Stable carbon isotope composition and intrinsic water use efficiency of different functional plants on the western slope of Wuyi Mountains, China

Stable carbon isotopes (δ¹³C) are extensively utilized to study intrinsic water use efficiency (iWUE) at the leaf–scale in terrestrial ecosystems, serving as a crucial metric for assessing plant adaptation to climate change. However, there is currently a lack of consensus regarding the leaf-scale iWUE variation characteristics among different functional types. In this study, we measured the δ¹³C_leaf and iWUE values of different functional plants (i.e., life forms, leaf types, and mycorrhizal types) from 120 species across distinct habitat types (i.e., hillside, near-peak, and peak) in a subtropical forest on the western slope of Wuyi Mountains, southern China. The results showed that the δ¹³C_leaf values of plants on the western slope of Wuyi Mountains ranged from –34.63‰ to –30.04‰, and iWUE ranged from 5.93 μmol mol^–1 to 57.34 μmol mol^–1. The δ¹³C_leaf and iWUE values differed significantly among plant life forms, following the order of herbs > vine plants > shrubs > trees.
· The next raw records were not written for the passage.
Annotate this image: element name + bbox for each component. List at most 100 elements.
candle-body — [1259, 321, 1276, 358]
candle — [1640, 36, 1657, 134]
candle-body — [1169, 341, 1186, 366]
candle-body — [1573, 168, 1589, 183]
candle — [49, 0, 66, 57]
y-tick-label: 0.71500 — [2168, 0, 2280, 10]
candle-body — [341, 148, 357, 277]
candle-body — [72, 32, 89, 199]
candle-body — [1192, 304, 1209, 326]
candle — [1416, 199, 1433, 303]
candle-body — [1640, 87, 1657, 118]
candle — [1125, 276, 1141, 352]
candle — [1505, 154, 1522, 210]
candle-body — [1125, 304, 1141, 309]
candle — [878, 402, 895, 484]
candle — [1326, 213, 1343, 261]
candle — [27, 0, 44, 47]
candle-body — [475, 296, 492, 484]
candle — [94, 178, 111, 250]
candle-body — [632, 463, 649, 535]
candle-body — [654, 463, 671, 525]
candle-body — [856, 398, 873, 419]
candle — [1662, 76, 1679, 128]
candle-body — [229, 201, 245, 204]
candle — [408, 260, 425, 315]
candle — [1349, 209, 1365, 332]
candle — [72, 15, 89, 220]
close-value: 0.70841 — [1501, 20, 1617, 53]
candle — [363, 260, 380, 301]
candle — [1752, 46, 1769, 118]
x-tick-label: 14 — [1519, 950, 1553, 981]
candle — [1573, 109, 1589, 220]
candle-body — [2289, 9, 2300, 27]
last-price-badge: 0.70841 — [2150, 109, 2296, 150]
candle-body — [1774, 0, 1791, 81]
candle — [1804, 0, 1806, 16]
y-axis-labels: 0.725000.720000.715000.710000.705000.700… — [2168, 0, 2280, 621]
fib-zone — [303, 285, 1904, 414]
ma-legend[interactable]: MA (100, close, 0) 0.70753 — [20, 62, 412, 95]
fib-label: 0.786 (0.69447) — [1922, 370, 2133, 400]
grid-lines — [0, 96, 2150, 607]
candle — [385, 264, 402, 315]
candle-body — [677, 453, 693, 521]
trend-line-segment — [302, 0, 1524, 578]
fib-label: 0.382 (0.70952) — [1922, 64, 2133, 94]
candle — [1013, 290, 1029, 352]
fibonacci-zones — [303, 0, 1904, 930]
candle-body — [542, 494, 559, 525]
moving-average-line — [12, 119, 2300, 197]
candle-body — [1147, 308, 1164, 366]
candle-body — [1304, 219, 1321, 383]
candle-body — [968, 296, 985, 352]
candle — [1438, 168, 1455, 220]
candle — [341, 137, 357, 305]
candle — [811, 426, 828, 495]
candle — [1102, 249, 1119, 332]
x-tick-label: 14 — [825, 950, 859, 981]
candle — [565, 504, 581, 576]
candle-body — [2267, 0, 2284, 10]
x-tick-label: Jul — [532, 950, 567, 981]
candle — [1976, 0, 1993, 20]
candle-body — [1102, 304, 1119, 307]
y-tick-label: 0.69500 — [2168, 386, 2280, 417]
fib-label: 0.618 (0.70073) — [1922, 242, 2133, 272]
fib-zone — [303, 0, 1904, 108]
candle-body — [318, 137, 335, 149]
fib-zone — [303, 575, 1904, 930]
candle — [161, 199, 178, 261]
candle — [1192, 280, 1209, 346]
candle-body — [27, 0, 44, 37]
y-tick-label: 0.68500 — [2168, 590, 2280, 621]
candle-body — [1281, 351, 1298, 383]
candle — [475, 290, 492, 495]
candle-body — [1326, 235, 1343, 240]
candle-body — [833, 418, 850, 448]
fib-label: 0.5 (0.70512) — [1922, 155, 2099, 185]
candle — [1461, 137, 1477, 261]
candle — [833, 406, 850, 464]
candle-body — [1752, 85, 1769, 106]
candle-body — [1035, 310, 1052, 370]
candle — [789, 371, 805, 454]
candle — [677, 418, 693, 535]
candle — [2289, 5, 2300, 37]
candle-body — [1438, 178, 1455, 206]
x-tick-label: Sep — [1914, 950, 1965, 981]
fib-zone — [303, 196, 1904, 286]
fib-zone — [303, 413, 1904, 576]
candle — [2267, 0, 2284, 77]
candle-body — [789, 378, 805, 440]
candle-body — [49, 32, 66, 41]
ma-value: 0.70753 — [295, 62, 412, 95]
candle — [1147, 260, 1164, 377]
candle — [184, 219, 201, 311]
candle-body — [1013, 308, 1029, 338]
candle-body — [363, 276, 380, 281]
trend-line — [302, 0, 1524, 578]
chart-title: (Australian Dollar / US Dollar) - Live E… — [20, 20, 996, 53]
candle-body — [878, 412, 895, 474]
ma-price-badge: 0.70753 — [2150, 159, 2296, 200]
The δ¹³C_leaf and iWUE values of ectomycorrhizal (ECM) species were greater than those of arbuscular mycorrhizal (AM) species despite there being no significant difference between plants with different leaf types (Simple leaves (SL) vs. Compound leaves (CL)). From the hillside to the peak, both at the community level and at the species level, the δ¹³C values of leaves and iWUE values of plants exhibited an upward trend. The regression analysis revealed that leaf-scale iWUE was significantly negatively correlated with soil water content and significantly positively correlated with leaf phosphorus content. The findings indicated that leaf carbon isotope fractionation and corresponding iWUE can be influenced by life form, mycorrhizal type, and soil water availability. These insights provide a deeper understanding of the coupling mechanisms of carbon, water, and nutrients among different functional plant types in subtropical forests, and offer insights into predicting plant adaptability under climate change.